De quoi s’agit-il ? Le FMI appartient à ses pays membres qui y mettent de l’argent, en fonction de leur poids économique. Cet argent est ensuite utilisé pour faire des prêts aux pays qui font face à des difficultés de paiements internationaux. Le FMI est une sorte de pompier international qui essaie d’éteindre les feux des crises financières. Son principe de base est que chaque pays se voit doté d’un quota, qui est un droit à emprunter, une obligation de verser des fonds dans le pot commun, mais aussi un droit de vote. Du coup les plus gros sur le plan économique sont ceux qui ont le plus de pouvoir. La logique est celle de l’actionnariat : plus on paye, plus on contrôle. Le poids de la France est de 5,1%, celui des Etats-Unis se situe à 17,5%. La Chine est à 3% et l’Inde à 2%.

Ces quotas sont, en principe, révisés tous les cinq ans, pour tenir compte de l’évolution, essentiellement la croissance du PIB et des exportations de chaque pays. La dernière révision remonte à 1998. Celle de 2003 a été sautée, parce que la controverse montait. On avait donc diplomatiquement décidé de se donner rendez-vous pour 2008, officiellement pour se donner le temps de réévaluer l’ensemble de la question. Ce qui s’annonçait comme un enterrement pourrait devenir, enfin, un vrai débat.

La première question est bien celle des quotas. Depuis 1998, le PIB de la Chine a augmenté de 80%, et c’est loin d’être fini. En toute logique, il faudrait en gros doubler son poids, comme celui des autres pays émergents tels que l’Inde, la Corée, le Brésil, etc. Si on ajoute toutes ces augmentations, on arrive vite à 10% des voix, qu’il faudra bien enlever à d’autres pays, ceux qui croissent lentement, par exemple les pays européens. Or une révision des quotas doit être approuvée par 85% des voix. Comme les pays membres de l’Union Européenne, ensemble, totalisent quelques 29% des voix, il n’est pas difficile de deviner le résultat.

Mais ce n’est pas tout. Comme on ne peut pas asseoir les représentants des 184 pays membres autour d’une table, les décisions sont prises par un conseil d’administration qui comprend 24 directeurs généraux. Huit pays ont leurs propres directeurs généraux : les Etats-Unis, la France, la Grande-Bretagne, l’Allemagne, le Japon, la Chine, la Russie et l’Arabie Saoudite. Les autres pays forment des circonscriptions, en partie sur une base géographique ; chaque circonscription a son directeur général qui vote pour l’ensemble des pays qu’il représente. Or, huit des directeurs généraux sont européens, contre cinq asiatiques. Par exemple, le directeur général hollandais représente, outre son pays, 12 pays dont Israël, l’Ukraine et la Géorgie.

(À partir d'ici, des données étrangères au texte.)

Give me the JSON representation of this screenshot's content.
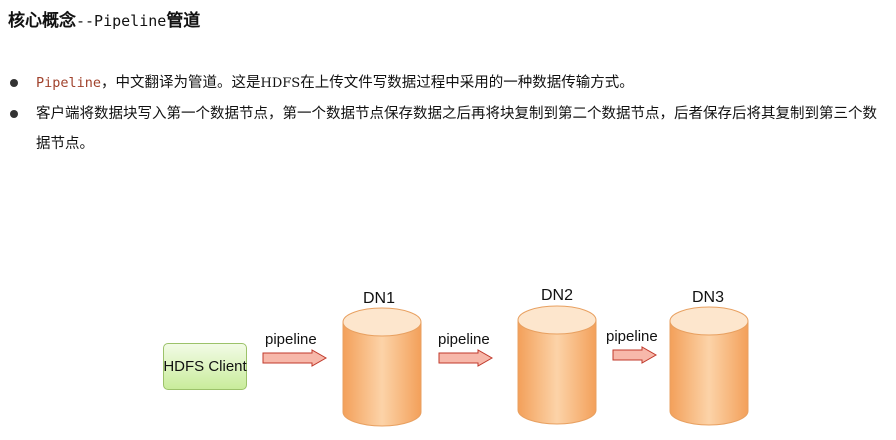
{
  "title": {
    "prefix": "核心概念",
    "mono": "--Pipeline",
    "suffix": "管道"
  },
  "bullets": [
    {
      "code": "Pipeline",
      "text_a": "，中文翻译为管道。这是",
      "serif": "HDFS",
      "text_b": "在上传文件写数据过程中采用的一种数据传输方式。"
    },
    {
      "text": "客户端将数据块写入第一个数据节点，第一个数据节点保存数据之后再将块复制到第二个数据节点，后者保存后将其复制到第三个数据节点。"
    }
  ],
  "diagram": {
    "client_label": "HDFS Client",
    "pipeline_labels": [
      "pipeline",
      "pipeline",
      "pipeline"
    ],
    "nodes": [
      "DN1",
      "DN2",
      "DN3"
    ],
    "colors": {
      "cylinder_light": "#fde0c2",
      "cylinder_mid": "#f9c08a",
      "cylinder_dark": "#f3a05a",
      "arrow_fill": "#f7b8aa",
      "arrow_stroke": "#c0392b",
      "client_fill": "#d5f0b0"
    }
  }
}
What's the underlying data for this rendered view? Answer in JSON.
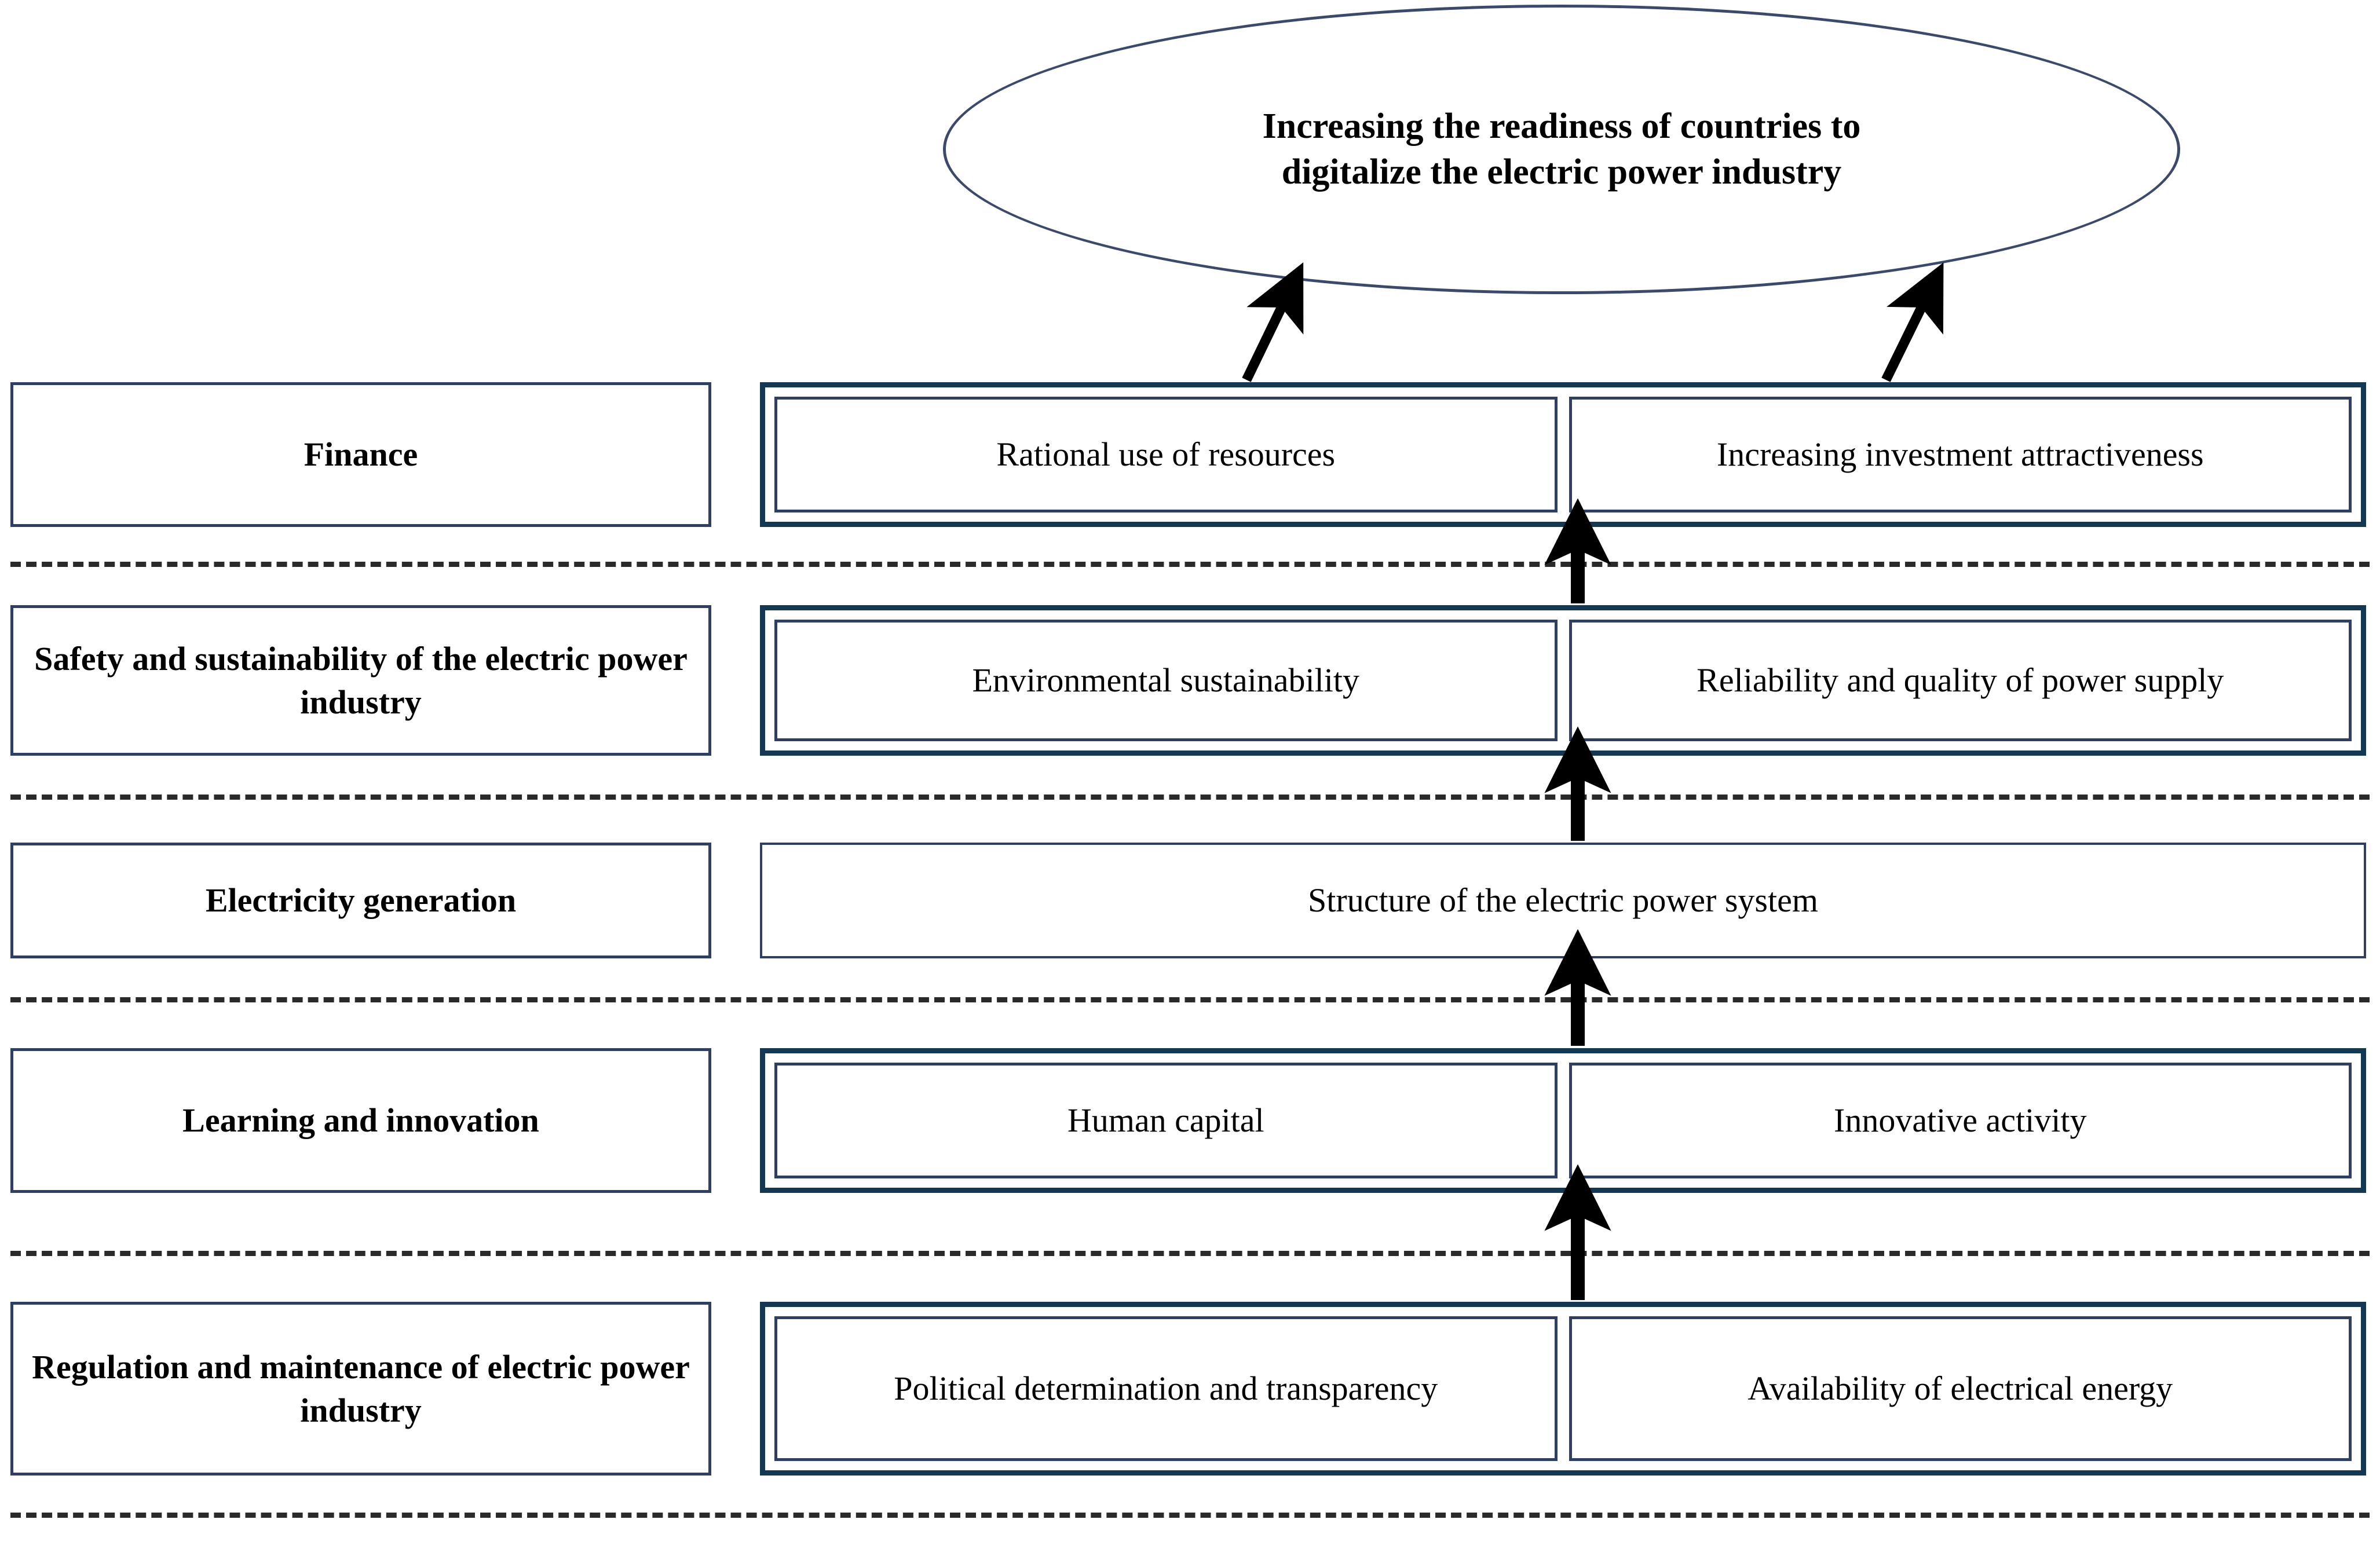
{
  "goal": {
    "line1": "Increasing the readiness of countries to",
    "line2": "digitalize the electric power industry"
  },
  "perspectives": [
    {
      "id": "finance",
      "label": "Finance",
      "items": [
        "Rational use of resources",
        "Increasing investment attractiveness"
      ]
    },
    {
      "id": "safety-sustainability",
      "label": "Safety and sustainability of the electric power industry",
      "items": [
        "Environmental sustainability",
        "Reliability and quality of power supply"
      ]
    },
    {
      "id": "electricity-generation",
      "label": "Electricity generation",
      "items": [
        "Structure of the electric power system"
      ]
    },
    {
      "id": "learning-innovation",
      "label": "Learning and innovation",
      "items": [
        "Human capital",
        "Innovative activity"
      ]
    },
    {
      "id": "regulation-maintenance",
      "label": "Regulation and maintenance of electric power industry",
      "items": [
        "Political determination and transparency",
        "Availability of electrical energy"
      ]
    }
  ],
  "colors": {
    "outer_border": "#143752",
    "inner_border": "#2e3f63",
    "ellipse_border": "#3b4a6b",
    "dashed_line": "#2a2a2a",
    "arrow": "#000000",
    "text": "#000000",
    "background": "#ffffff"
  },
  "arrows": {
    "goal_left_label": "Rational use of resources to goal",
    "goal_right_label": "Increasing investment attractiveness to goal",
    "chain": [
      "Safety and sustainability to Finance",
      "Electricity generation to Safety and sustainability",
      "Learning and innovation to Electricity generation",
      "Regulation and maintenance to Learning and innovation"
    ]
  }
}
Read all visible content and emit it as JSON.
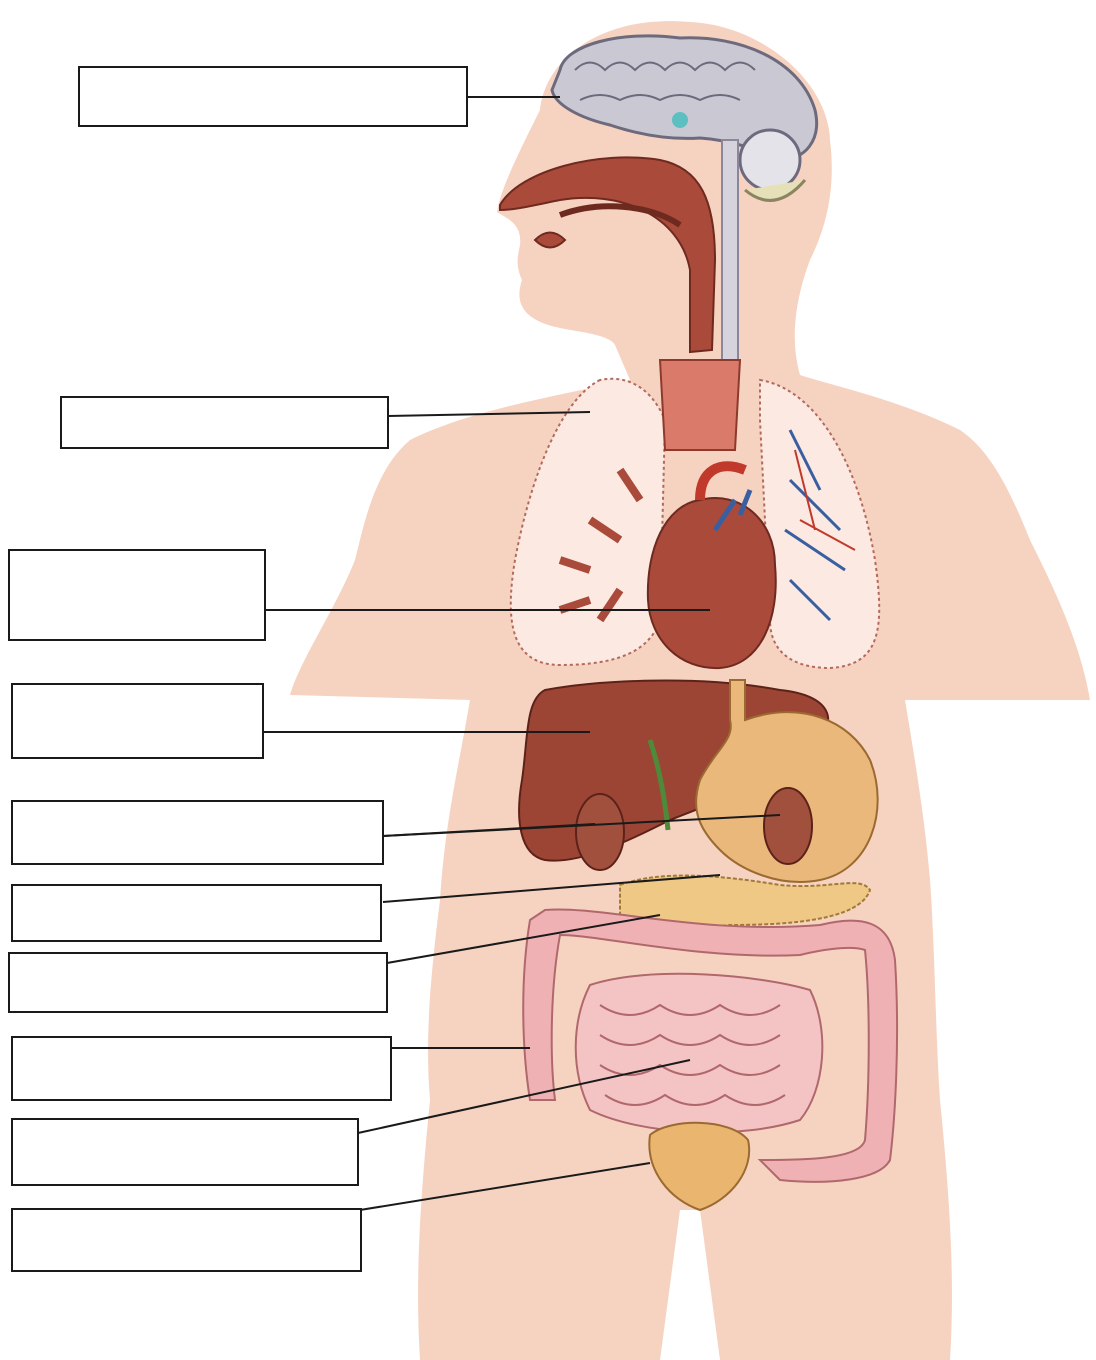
{
  "labels": [
    {
      "id": "brain",
      "text": ""
    },
    {
      "id": "lungs",
      "text": ""
    },
    {
      "id": "heart",
      "text": ""
    },
    {
      "id": "liver",
      "text": ""
    },
    {
      "id": "kidneys",
      "text": ""
    },
    {
      "id": "stomach",
      "text": ""
    },
    {
      "id": "pancreas",
      "text": ""
    },
    {
      "id": "large-intestine",
      "text": ""
    },
    {
      "id": "small-intestine",
      "text": ""
    },
    {
      "id": "bladder",
      "text": ""
    }
  ],
  "colors": {
    "skin": "#f6d3c1",
    "organ_red": "#a94a3a",
    "lung": "#fbe9e2",
    "intestine": "#efb1b4",
    "stomach": "#e9b87a",
    "brain": "#c9c8d3",
    "leader_line": "#1a1a1a"
  }
}
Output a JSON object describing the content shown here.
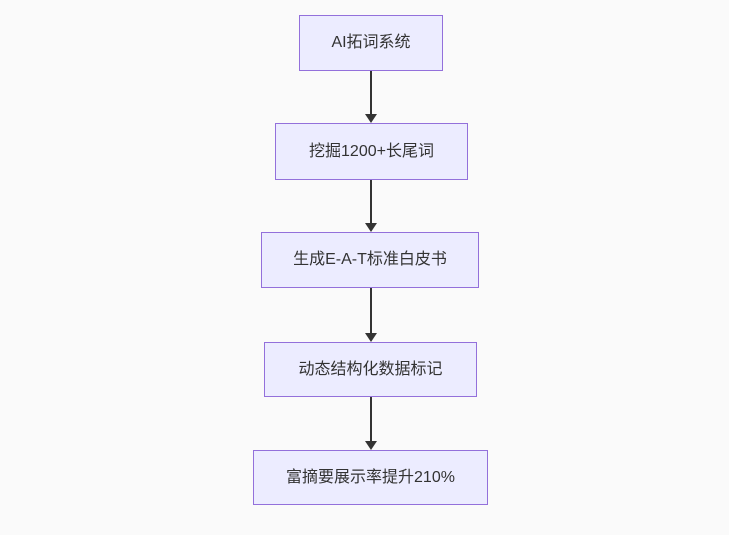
{
  "diagram": {
    "type": "flowchart",
    "direction": "top-down",
    "nodes": [
      {
        "id": "node-1",
        "label": "AI拓词系统"
      },
      {
        "id": "node-2",
        "label": "挖掘1200+长尾词"
      },
      {
        "id": "node-3",
        "label": "生成E-A-T标准白皮书"
      },
      {
        "id": "node-4",
        "label": "动态结构化数据标记"
      },
      {
        "id": "node-5",
        "label": "富摘要展示率提升210%"
      }
    ],
    "edges": [
      {
        "from": "node-1",
        "to": "node-2"
      },
      {
        "from": "node-2",
        "to": "node-3"
      },
      {
        "from": "node-3",
        "to": "node-4"
      },
      {
        "from": "node-4",
        "to": "node-5"
      }
    ],
    "colors": {
      "node_fill": "#ECECFF",
      "node_border": "#9370DB",
      "edge": "#333333",
      "text": "#333333",
      "background": "#fafafa"
    }
  }
}
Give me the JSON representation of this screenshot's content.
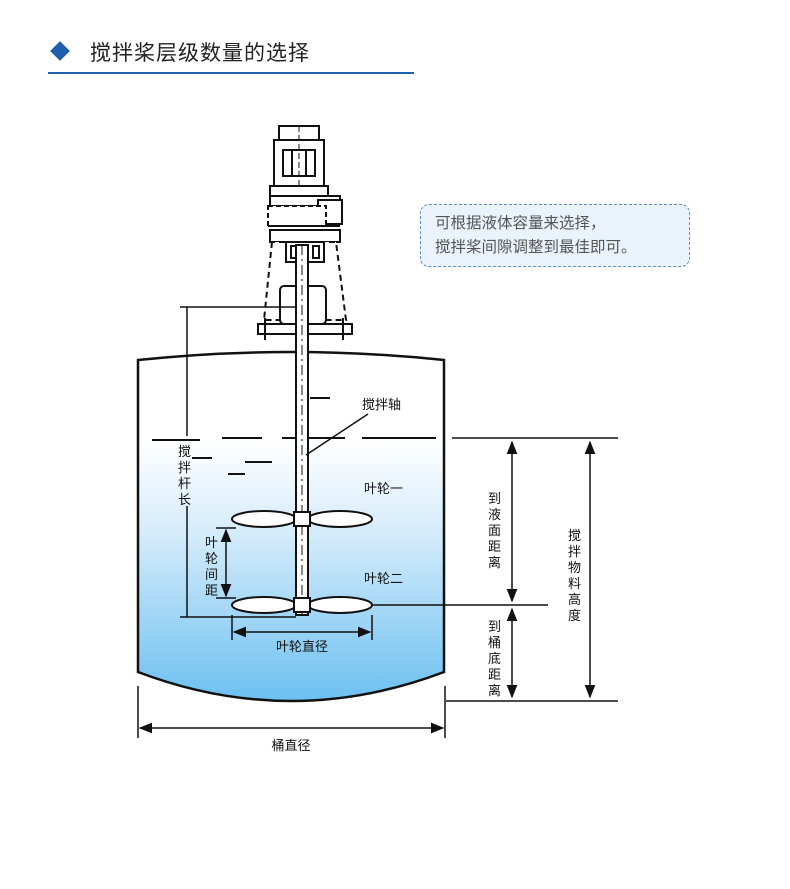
{
  "header": {
    "title": "搅拌桨层级数量的选择"
  },
  "note": {
    "line1": "可根据液体容量来选择，",
    "line2": "搅拌桨间隙调整到最佳即可。"
  },
  "labels": {
    "shaft": "搅拌轴",
    "rod_length": "搅拌杆长",
    "impeller_1": "叶轮一",
    "impeller_2": "叶轮二",
    "impeller_spacing": "叶轮间距",
    "impeller_diameter": "叶轮直径",
    "to_liquid_surface": "到液面距离",
    "to_tank_bottom": "到桶底距离",
    "material_height": "搅拌物料高度",
    "tank_diameter": "桶直径"
  },
  "colors": {
    "accent": "#1f5fae",
    "liquid_top": "#ffffff",
    "liquid_bottom": "#6cc0f0"
  }
}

Hasard de l’histoire, sans doute, mais cette domination européenne fait grincer bien des dents, d’autant que le nombre de voix contrôlées par ces directeurs généraux européens représente près de 41% du total. Une véritable force de frappe diplomatique que, curieusement, omettent de noter les critiques qui accusent le FMI d’être l’instrument des Etats-Unis.

Un autre accident de l’histoire concerne la nomination du directeur général, qui a un véritable pouvoir. Lors de la conférence de Bretton Woods, en 1944, un gentleman’s agreement a établi que le FMI serait dirigé par un Européen et la Banque mondiale par un Américain. Soixante ans plus tard, ce partage du monde continue. Un Espagnol, Rodrigo de Rato, a succédé en 2004 au Français Michel Camdessus à la tête du FMI. Les dents grincent. Il est vrai que son adjoint, aujourd’hui Anne Krueger, est toujours américain.

Depuis la crise asiatique, qui avait exposé de nombreuses lacunes dans le fonctionnement et la gouvernance du FMI, les propositions de réformes ont fleuri. Certaines sont iconoclastes. La droite du Parti républicain a suggéré de supprimer le Fonds qui, à ses yeux, gaspille l’argent du contribuable. Le Japon a proposé de créer un Fonds monétaire asiatique, concurrent d’un FMI par trop occidental. D’autres observent que, désormais, aucun pays de l’OCDE n’est susceptible d’avoir besoin de l’aide du Fonds ; pourquoi ces pays ne se retireraient-ils pas, tout simplement, laissant les utilisateurs potentiels gérer ce qui a toujours été conçu comme un instrument d’entre-aide ? Cela libérerait bien des voix et bien des sièges.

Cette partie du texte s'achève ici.